We all know the routine of the typical college weekend: watch Netflix on Friday, stay in bed for the majority of Saturday, then spend Sunday fighting procrastination and powering through all the homework that was ignored the previous two days.

But let’s switch it up this time: Go to bed early enough on Saturday night to wake up early Sunday morning balancing on a large piece of plastic in a swimsuit in the middle of a lake at 8:00 a.m. for three hours.

While that may sound painful in writing, that’s how I spent my Sunday morning, as leaders for Outdoor Pursuits took me and four other people experience the first trip for stand-up paddle boarding.

Before I write paragraphs about how great it was, let me just admit the hour before we hit the water, I was petrified. Born and raised in Sacramento, I’m not that stereotypical Californian that spent every summer of her life clinging onto her surfboard, drenched in ocean water while scraping sand off the bottom of her feet.

To be completely honest, this was the first time I even touched a paddle board, so the idea of having to balance on it was scary.

Luckily, our instructor driving the van, junior Tristen Nolasco, ended up getting lost in the web of closed roads and construction around Hagg Lake.

This bought me 30 minutes of time to calm my nerves. We all lugged our boards from the parking lot to the edge of the lake, stepping through mud thick enough to be used as sculpting clay.

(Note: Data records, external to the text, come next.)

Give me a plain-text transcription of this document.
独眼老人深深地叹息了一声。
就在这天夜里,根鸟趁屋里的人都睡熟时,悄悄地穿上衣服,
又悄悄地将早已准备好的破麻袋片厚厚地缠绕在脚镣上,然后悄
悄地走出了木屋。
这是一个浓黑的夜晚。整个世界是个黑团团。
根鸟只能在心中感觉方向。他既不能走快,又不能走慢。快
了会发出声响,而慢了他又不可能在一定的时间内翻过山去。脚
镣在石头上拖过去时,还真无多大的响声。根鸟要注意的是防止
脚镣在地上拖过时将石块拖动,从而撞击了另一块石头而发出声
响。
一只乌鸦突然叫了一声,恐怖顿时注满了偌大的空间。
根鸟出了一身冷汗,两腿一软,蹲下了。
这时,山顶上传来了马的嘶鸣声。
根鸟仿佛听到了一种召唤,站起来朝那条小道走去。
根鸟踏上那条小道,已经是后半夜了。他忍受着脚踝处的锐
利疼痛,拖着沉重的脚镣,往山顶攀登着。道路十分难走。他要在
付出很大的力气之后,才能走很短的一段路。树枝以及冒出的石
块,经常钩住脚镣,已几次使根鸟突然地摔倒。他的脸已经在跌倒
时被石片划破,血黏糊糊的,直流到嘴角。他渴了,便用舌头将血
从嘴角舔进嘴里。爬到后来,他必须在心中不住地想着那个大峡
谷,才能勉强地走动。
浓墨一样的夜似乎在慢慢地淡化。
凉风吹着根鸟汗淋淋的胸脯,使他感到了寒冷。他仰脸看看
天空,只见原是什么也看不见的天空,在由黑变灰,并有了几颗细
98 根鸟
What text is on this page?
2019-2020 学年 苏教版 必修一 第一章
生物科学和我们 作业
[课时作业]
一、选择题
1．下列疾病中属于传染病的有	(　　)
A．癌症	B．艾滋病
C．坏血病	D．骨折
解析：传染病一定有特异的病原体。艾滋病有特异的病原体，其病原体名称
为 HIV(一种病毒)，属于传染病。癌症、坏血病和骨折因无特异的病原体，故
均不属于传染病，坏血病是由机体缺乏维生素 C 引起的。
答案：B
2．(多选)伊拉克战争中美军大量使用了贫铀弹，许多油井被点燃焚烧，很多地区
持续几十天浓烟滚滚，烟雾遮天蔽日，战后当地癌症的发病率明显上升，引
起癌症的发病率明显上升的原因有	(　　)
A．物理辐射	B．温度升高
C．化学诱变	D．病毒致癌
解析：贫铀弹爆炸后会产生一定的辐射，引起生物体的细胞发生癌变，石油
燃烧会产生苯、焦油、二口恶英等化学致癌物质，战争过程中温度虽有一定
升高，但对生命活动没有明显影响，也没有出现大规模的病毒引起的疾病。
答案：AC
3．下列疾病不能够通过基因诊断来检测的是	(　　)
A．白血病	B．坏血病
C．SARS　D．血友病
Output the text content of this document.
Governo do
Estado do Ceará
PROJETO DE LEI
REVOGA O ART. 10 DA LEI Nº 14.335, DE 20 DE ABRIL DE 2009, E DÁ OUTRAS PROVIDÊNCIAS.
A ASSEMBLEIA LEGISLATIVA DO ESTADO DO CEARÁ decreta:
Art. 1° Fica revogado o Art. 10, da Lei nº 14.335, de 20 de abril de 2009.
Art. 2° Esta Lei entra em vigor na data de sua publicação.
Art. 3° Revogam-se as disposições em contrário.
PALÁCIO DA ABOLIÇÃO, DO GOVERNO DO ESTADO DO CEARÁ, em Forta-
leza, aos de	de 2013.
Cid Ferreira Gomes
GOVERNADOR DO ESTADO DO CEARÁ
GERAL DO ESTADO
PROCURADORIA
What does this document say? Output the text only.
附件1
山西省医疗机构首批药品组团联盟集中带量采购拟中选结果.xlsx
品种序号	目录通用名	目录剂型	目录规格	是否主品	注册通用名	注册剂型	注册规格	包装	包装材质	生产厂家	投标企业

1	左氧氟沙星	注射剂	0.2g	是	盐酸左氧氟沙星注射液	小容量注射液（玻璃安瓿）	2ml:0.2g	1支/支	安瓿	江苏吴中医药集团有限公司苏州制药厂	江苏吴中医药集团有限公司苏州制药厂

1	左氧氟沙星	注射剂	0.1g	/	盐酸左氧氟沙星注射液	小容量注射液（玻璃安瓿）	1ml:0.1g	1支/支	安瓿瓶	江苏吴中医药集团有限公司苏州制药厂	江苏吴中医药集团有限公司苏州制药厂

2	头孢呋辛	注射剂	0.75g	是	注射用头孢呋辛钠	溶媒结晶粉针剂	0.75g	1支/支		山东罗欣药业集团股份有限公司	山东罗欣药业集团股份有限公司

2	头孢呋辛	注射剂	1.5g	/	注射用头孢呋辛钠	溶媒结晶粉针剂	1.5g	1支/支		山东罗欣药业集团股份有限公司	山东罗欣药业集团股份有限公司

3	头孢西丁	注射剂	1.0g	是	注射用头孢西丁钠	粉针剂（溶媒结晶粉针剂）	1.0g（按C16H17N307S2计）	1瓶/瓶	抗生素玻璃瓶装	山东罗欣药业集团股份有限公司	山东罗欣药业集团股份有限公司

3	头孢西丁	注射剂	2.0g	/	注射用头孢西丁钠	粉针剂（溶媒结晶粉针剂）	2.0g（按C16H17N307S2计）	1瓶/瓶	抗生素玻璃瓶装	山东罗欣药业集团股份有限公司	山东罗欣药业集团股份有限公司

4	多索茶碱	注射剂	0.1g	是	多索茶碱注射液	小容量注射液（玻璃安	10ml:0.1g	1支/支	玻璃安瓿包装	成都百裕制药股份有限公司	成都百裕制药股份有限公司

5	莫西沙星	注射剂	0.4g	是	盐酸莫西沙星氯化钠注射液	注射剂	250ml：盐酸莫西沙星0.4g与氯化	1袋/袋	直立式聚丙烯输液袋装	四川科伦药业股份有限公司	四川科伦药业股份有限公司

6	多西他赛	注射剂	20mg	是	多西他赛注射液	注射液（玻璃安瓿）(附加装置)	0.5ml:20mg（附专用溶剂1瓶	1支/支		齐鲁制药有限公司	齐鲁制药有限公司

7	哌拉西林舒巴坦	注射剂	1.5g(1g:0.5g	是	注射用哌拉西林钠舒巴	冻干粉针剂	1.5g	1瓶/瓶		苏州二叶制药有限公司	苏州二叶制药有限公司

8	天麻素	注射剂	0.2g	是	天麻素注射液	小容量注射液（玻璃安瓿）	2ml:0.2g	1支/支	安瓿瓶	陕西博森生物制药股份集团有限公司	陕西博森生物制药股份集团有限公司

Eventually there I was, about three feet deep in water (and six inches deep in mud) hugging the surface of my board and chanting to myself, “Don’t fall in. Don’t fall in. Don’t fall in.” And after about five minutes, with the board wobbling underneath my trembling legs, I was certain I was going to get a mouthful of Hagg water so I forced myself to stand up.

To my surprise, after an hour of paddling, two sessions of Tai Chi on the water, 30 minutes and my best friend trying her absolute hardest to push me in, most of us managed to get into the van fairly dry.

We didn’t all leave Hagg Lake with only filthy boards, sweaty life jackets and feet that would take a while to wash off. We left with feelings of relaxation and accomplishment.

Not every college student is able to say that they posed for a photo in the middle of a lake in tiger pose.

Outdoor Pursuits gives us all a chance to experience that and I’m so glad that I took that chance.